I was having trouble getting to sleep last night; nothing distressing, just ordinary occasional restlessness. But as I was coming closer to sleep, there came a little humming buzzing right over my ear, from a small winged insect flying around me. It's so very disheartening to be woken up to the realizing you're stuck in one of those awful 1950s Popeye cartoons Famous Studios made when it was apparently trying desperately to get out of the cartoon business and into manufacturing baked goods. Fortunately I didn't have to destroy my home to deal with it; I just maneuvered the bug out my door to the living room, where it was dealt with by my population of itinerant geckos. At least I'm assuming geckos do something about flying insects. It wasn't bothering me today.
While I was at class Olympus called me, and left no message. But I called back and after some searching the woman explained they'd done the work on my camera even though they hadn't called me with a diagnosis or a request for approval.
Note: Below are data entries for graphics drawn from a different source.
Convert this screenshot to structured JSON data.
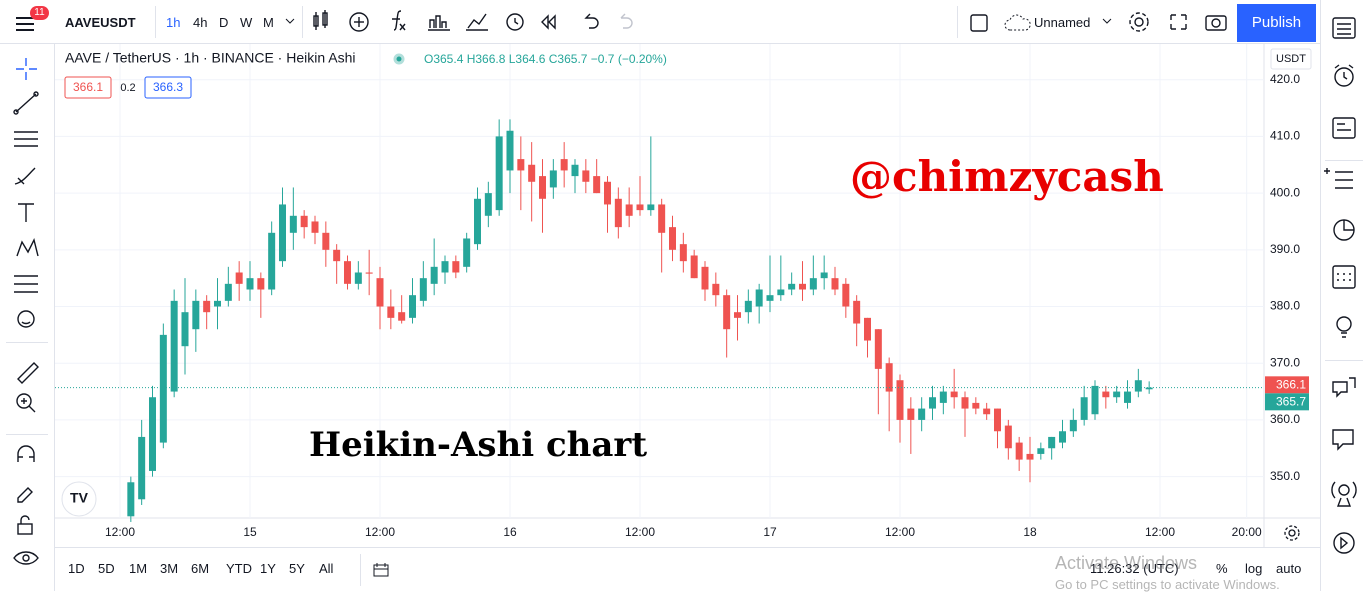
{
  "toolbar": {
    "badge": "11",
    "symbol": "AAVEUSDT",
    "intervals": [
      "1h",
      "4h",
      "D",
      "W",
      "M"
    ],
    "layout_name": "Unnamed",
    "publish": "Publish"
  },
  "chart_data": {
    "type": "candlestick",
    "title": "AAVE / TetherUS · 1h · BINANCE · Heikin Ashi",
    "ohlc_legend": "O365.4 H366.8 L364.6 C365.7 −0.7 (−0.20%)",
    "quote": {
      "bid": "366.1",
      "spread": "0.2",
      "ask": "366.3"
    },
    "currency": "USDT",
    "annotations": [
      "@chimzycash",
      "Heikin-Ashi chart"
    ],
    "up_color": "#26a69a",
    "down_color": "#ef5350",
    "bid_price": 366.1,
    "last_price": 365.7,
    "x": [
      13,
      14,
      15,
      16,
      17,
      18,
      19,
      20,
      21,
      22,
      23,
      24,
      25,
      26,
      27,
      28,
      29,
      30,
      31,
      32,
      33,
      34,
      35,
      36,
      37,
      38,
      39,
      40,
      41,
      42,
      43,
      44,
      45,
      46,
      47,
      48,
      49,
      50,
      51,
      52,
      53,
      54,
      55,
      56,
      57,
      58,
      59,
      60,
      61,
      62,
      63,
      64,
      65,
      66,
      67,
      68,
      69,
      70,
      71,
      72,
      73,
      74,
      75,
      76,
      77,
      78,
      79,
      80,
      81,
      82,
      83,
      84,
      85,
      86,
      87,
      88,
      89,
      90,
      91,
      92,
      93,
      94,
      95,
      96,
      97,
      98,
      99,
      100,
      101,
      102,
      103,
      104,
      105,
      106,
      107
    ],
    "open": [
      343,
      346,
      351,
      356,
      365,
      373,
      376,
      381,
      380,
      381,
      386,
      383,
      385,
      383,
      388,
      393,
      396,
      395,
      393,
      390,
      388,
      384,
      386,
      385,
      380,
      379,
      378,
      381,
      384,
      386,
      388,
      387,
      391,
      396,
      397,
      404,
      406,
      405,
      403,
      401,
      406,
      403,
      404,
      403,
      402,
      399,
      398,
      398,
      397,
      398,
      394,
      391,
      389,
      387,
      384,
      382,
      379,
      379,
      380,
      381,
      382,
      383,
      384,
      383,
      385,
      385,
      384,
      381,
      378,
      376,
      370,
      367,
      362,
      360,
      362,
      363,
      365,
      364,
      363,
      362,
      362,
      359,
      356,
      354,
      354,
      355,
      356,
      358,
      360,
      361,
      365,
      364,
      363,
      365,
      365.4
    ],
    "high": [
      350,
      360,
      366,
      377,
      383,
      385,
      383,
      382,
      385,
      387,
      388,
      388,
      386,
      395,
      401,
      401,
      397,
      396,
      395,
      391,
      389,
      388,
      390,
      387,
      383,
      382,
      385,
      388,
      392,
      389,
      389,
      393,
      401,
      402,
      413,
      413,
      410,
      409,
      406,
      406,
      409,
      406,
      406,
      406,
      403,
      401,
      401,
      403,
      410,
      399,
      396,
      393,
      390,
      388,
      386,
      383,
      382,
      383,
      384,
      389,
      389,
      386,
      388,
      389,
      389,
      387,
      385,
      382,
      378,
      376,
      371,
      368,
      364,
      364,
      366,
      366,
      369,
      365,
      364,
      363,
      362,
      360,
      357,
      357,
      356,
      357,
      360,
      362,
      366,
      367,
      366,
      366,
      367,
      369,
      366.8
    ],
    "low": [
      342,
      345,
      350,
      355,
      364,
      368,
      372,
      376,
      376,
      380,
      381,
      381,
      378,
      382,
      387,
      390,
      392,
      391,
      387,
      384,
      383,
      383,
      382,
      376,
      376,
      377,
      377,
      380,
      382,
      384,
      385,
      386,
      390,
      394,
      396,
      400,
      397,
      395,
      393,
      399,
      401,
      400,
      400,
      400,
      393,
      392,
      394,
      396,
      396,
      386,
      388,
      386,
      385,
      381,
      380,
      371,
      374,
      377,
      377,
      379,
      381,
      382,
      381,
      382,
      383,
      382,
      378,
      373,
      371,
      361,
      358,
      356,
      354,
      358,
      360,
      361,
      362,
      357,
      361,
      360,
      355,
      353,
      351,
      349,
      353,
      353,
      355,
      357,
      359,
      360,
      362,
      363,
      362,
      364,
      364.6
    ],
    "close": [
      349,
      357,
      364,
      375,
      381,
      379,
      381,
      379,
      381,
      384,
      384,
      385,
      383,
      393,
      398,
      396,
      394,
      393,
      390,
      388,
      384,
      386,
      385.8,
      380,
      378,
      377.5,
      382,
      385,
      387,
      388,
      386,
      392,
      399,
      400,
      410,
      411,
      404,
      402,
      399,
      404,
      404,
      405,
      402,
      400,
      398,
      394,
      396,
      397,
      398,
      393,
      390,
      388,
      385,
      383,
      382,
      376,
      378,
      381,
      383,
      382,
      383,
      384,
      383,
      385,
      386,
      383,
      380,
      377,
      374,
      369,
      365,
      360,
      360,
      362,
      364,
      365,
      364,
      362,
      362,
      361,
      358,
      355,
      353,
      353,
      355,
      357,
      358,
      360,
      364,
      366,
      364,
      365,
      365,
      367,
      365.7
    ],
    "xlim": [
      6,
      117.6
    ],
    "xticks": [
      {
        "value": 12,
        "label": "12:00"
      },
      {
        "value": 24,
        "label": "15"
      },
      {
        "value": 36,
        "label": "12:00"
      },
      {
        "value": 48,
        "label": "16"
      },
      {
        "value": 60,
        "label": "12:00"
      },
      {
        "value": 72,
        "label": "17"
      },
      {
        "value": 84,
        "label": "12:00"
      },
      {
        "value": 96,
        "label": "18"
      },
      {
        "value": 108,
        "label": "12:00"
      },
      {
        "value": 116,
        "label": "20:00"
      }
    ],
    "ylim": [
      342.7,
      426.3
    ],
    "yticks": [
      {
        "value": 350,
        "label": "350.0"
      },
      {
        "value": 360,
        "label": "360.0"
      },
      {
        "value": 370,
        "label": "370.0"
      },
      {
        "value": 380,
        "label": "380.0"
      },
      {
        "value": 390,
        "label": "390.0"
      },
      {
        "value": 400,
        "label": "400.0"
      },
      {
        "value": 410,
        "label": "410.0"
      },
      {
        "value": 420,
        "label": "420.0"
      }
    ],
    "grid": true
  },
  "bottom_bar": {
    "ranges": [
      "1D",
      "5D",
      "1M",
      "3M",
      "6M",
      "YTD",
      "1Y",
      "5Y",
      "All"
    ],
    "clock": "11:26:32 (UTC)",
    "scale_options": [
      "%",
      "log",
      "auto"
    ]
  },
  "watermark": {
    "title": "Activate Windows",
    "subtitle": "Go to PC settings to activate Windows."
  }
}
Their bill, they estimate (I don't know what there is to estimate with the job done) is S$93.45. I asked what they determined they had to do, since just changing the internal battery -- which is what I assume would cause the problem of losing nearly all settings when the normal batteries were changed -- shouldn't be that expensive, I'd think; did they have to change the circuit board? They put me on hold to check (this was about the third time they put me on hold this call) and the recording was a Midi of Greensleeves.
When they got back to me, a man this time, he reported they'd replaced the faulty zoom button. It'd been a bit flaky, balking and freezing up mostly when I didn't have time to fiddle with it. So that's repaired now. ``Splendid,'' I said, since I'm the sort of person who still says `splendid', ``but what about the battery problem?'' He said I'd have to bring my own batteries in. ``I mean the problem I brought the camera in for, that it was losing my settings when I changed my batteries.'' I'd have to bring in my batteries and see how the camera performs. I'm going in tomorrow; I have the feeling there's going to be another anecdote out of this.
Trivia: For his electric telegraph Samuel F B Morse was made an honorary member of the Archaeological Society of Belgium. Source: The Victorian Internet, Tom Standage.
Currently Reading: The Wreck of the Penn Central: The Real Story Behind the Largest Bankruptcy in American History, Joseph R Daughen, Peter Binzen.
(no subject)
Date: 2006-02-01 05:25 pm (UTC)(no subject)
Date: 2006-02-02 09:08 am (UTC)o/~ I used to be undefended / alone and unbefriended / now that I've been blended / I'm four times more splendid o/~ --4th Planet Blend, "New Blend 1999".
--Chiaroscuro
(no subject)
Date: 2006-02-02 04:24 pm (UTC)They're just a nice little bit of decoration, coming and going as they please, and moving with remarkable speed if they think I might step on them. Come in all sizes from palm-size to dime-sized. Now and then one drops onto something, so far not yet ever into a drinking glass.
(no subject)
Date: 2006-02-01 10:30 pm (UTC)(no subject)
Date: 2006-02-02 02:55 am (UTC)I really should rewatch the Robin Williams film sometime. I've only seen it once, on its release, and I recall really enjoying it - quite a small epic of a production. Of course, that's looking down a few years' worth of rosy spectacles; and I shan't lay claim to any perfection in taste, either, being pleased to own a copy of Spiceworld.
(no subject)
Date: 2006-02-02 04:14 pm (UTC)I'd heard of the CGI movie, and I think I saw a copy in a Suncoast video when I was home for Christmas, but really had no desire to pick it up and see what was going on. My feelings are warming towards the Hanna-Barbera effort of the 70s -- they were at least verifiably trying -- and even to the 1960s King Features stuff, which was so badly done as to attain a sort of grandeur.
The Robert Altman movie is, by the way, fantastic throughout. It's out on DVD -- a tragically minimal Paramount production, naturally, but they expected the movie to be one of the all-time smashes so there are a lot of reference books you can dig up in the used book stores, if you can find one that goes back to 1980. Something like The Popeye Story is maybe better than commentary tracks.
(no subject)
Date: 2006-02-02 02:51 am (UTC)So that's what Eisner's master plan was!
"but what about the battery problem?''
"He didn't tell me at first, oh no. First he wiped a couple of windows and charged me a fiver! Then he told me."
(no subject)
Date: 2006-02-02 04:00 pm (UTC)Have you seen the Famous Studios output of the 1950s? They didn't even manage to be quirky in their production errors. I think at one point they started xeroxing entire scenes -- not walk cycles or stuff, but just whole segments of cartoons for use in ``new'' non-clip cartoons.
(no subject)
Date: 2006-02-03 09:49 am (UTC)If I flap around your head, you'll know it :D
*and be thoroughly flufft*
(no subject)
Date: 2006-02-03 01:36 pm (UTC)Well, yes, you'd be rather more overwhelming flying around me. Also, I have to suspect, quieter; the bug had a hum at just the right frequency to resonate in my skull.